Leston's TA, Isabel Branas (M.Arch. '20), noted that his interest in architecture comes from a fascination with structures. "Max is thoughtful and meticulously approaches his drawings and models. His ability to listen to criticism and his drive to constantly revise his work allows him to improve every week."
Carroll saw similar improvements among all the summer architecture students, as well as challenges.
"Self-awareness is something I saw increasing in our summer students. They're thinking actively about well-being and will apply that to their futures. The challenges that CFAA students encounter are the same for all the summer program students. The flexibility of the program goes well beyond the CFAA scholars' needs," she said. "It's a pedagogical shift."

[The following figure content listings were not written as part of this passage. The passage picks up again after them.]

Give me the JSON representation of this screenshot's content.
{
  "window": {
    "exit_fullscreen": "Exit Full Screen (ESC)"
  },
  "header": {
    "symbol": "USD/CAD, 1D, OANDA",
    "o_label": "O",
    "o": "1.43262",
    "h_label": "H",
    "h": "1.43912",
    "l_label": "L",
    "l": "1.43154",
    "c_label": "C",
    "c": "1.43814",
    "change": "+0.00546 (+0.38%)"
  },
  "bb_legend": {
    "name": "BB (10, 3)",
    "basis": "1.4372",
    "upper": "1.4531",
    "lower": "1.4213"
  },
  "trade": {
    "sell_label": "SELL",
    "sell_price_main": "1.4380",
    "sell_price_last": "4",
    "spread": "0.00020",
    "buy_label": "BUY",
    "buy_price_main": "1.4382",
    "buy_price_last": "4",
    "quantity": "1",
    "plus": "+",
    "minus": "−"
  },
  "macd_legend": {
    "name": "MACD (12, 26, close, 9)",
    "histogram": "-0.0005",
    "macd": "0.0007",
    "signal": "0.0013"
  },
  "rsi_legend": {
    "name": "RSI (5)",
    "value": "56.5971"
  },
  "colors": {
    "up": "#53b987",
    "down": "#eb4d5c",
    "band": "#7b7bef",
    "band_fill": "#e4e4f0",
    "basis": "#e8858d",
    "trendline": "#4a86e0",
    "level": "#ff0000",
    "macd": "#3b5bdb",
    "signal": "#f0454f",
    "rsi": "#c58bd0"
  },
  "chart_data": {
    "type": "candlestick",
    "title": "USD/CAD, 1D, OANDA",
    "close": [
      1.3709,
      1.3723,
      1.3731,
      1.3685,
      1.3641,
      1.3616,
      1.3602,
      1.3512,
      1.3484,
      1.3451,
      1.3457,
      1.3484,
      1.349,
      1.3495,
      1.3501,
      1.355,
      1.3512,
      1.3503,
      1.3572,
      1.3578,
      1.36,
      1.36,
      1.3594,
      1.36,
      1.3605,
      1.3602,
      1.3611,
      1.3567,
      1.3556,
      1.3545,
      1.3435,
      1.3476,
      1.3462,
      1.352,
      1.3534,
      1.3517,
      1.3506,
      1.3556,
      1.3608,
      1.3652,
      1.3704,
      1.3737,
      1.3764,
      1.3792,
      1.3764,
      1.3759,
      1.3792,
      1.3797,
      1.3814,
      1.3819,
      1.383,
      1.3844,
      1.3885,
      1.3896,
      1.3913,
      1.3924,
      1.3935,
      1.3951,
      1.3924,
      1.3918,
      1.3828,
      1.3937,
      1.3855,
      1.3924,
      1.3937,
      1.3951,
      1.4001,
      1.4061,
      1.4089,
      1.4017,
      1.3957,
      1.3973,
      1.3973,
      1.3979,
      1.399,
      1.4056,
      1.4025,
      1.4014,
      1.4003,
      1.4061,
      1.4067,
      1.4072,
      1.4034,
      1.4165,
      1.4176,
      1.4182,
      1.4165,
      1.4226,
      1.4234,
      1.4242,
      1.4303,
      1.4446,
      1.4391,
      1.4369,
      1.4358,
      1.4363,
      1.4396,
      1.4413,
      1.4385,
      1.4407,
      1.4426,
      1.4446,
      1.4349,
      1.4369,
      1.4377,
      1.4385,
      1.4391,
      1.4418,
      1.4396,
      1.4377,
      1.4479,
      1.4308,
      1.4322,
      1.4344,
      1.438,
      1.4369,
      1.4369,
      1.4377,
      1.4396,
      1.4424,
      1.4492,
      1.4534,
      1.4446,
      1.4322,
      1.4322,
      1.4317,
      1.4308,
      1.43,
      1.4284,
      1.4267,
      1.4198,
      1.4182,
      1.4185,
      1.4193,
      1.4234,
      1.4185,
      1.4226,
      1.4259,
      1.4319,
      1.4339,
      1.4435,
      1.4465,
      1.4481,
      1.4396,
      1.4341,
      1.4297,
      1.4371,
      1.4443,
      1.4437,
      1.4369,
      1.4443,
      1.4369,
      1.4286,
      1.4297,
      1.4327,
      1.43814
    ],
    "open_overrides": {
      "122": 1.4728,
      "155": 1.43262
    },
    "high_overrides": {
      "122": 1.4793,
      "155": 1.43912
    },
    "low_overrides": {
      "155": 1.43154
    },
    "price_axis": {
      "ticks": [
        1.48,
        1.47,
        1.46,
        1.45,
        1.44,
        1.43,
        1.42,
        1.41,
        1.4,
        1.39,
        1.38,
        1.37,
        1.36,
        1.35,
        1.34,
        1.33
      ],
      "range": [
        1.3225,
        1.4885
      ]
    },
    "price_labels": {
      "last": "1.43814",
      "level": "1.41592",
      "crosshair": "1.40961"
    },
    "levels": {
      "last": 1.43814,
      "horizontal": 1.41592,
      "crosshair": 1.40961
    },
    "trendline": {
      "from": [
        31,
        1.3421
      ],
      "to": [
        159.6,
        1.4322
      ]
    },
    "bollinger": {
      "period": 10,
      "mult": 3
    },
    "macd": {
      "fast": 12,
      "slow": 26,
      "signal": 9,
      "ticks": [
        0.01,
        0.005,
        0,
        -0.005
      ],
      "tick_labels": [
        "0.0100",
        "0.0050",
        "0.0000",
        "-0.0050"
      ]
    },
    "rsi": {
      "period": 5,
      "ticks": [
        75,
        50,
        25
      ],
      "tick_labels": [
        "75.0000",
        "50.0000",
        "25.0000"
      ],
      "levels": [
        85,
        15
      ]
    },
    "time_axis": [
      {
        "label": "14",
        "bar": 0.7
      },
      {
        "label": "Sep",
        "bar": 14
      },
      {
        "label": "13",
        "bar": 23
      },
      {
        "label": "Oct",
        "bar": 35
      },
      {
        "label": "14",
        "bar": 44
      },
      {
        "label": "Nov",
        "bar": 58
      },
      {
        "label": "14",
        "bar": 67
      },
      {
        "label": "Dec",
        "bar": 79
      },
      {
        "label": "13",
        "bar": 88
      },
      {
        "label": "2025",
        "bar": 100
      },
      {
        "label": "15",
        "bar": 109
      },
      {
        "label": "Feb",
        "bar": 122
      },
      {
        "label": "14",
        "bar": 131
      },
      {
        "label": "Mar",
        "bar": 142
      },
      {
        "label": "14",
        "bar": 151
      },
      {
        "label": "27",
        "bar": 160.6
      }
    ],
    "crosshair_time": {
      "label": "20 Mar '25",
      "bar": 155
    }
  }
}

In another unexpected shift, the summer program students told Carroll that lectures took on particular importance in the online medium. "They were expecting lectures on history, but what they are learning is about language, industry, diversity of practice, and issues in architecture."
Despite the challenges, the 2020 CFAA cohort in the summer architecture program was fully engaged — benefitting in myriad ways from their scholarships and their classes. This is perhaps especially relevant in the current climate of pandemic, political upheaval, and calls for racial justice.
"AAP is giving CFAA students access to resources and equipping them with skills that will help them in their senior year of high school, on to college, and into the future," Carroll said.
Thisted underscored the enduring value of connection through mentorship.
"The students are helped to see how others have navigated career choices, and mentorship opens their eyes to the wide range of applications of a design education," he said. "I really appreciate the opportunity to meet these students so early on in their path and hope to have the opportunity to stay in touch with them as they move forward."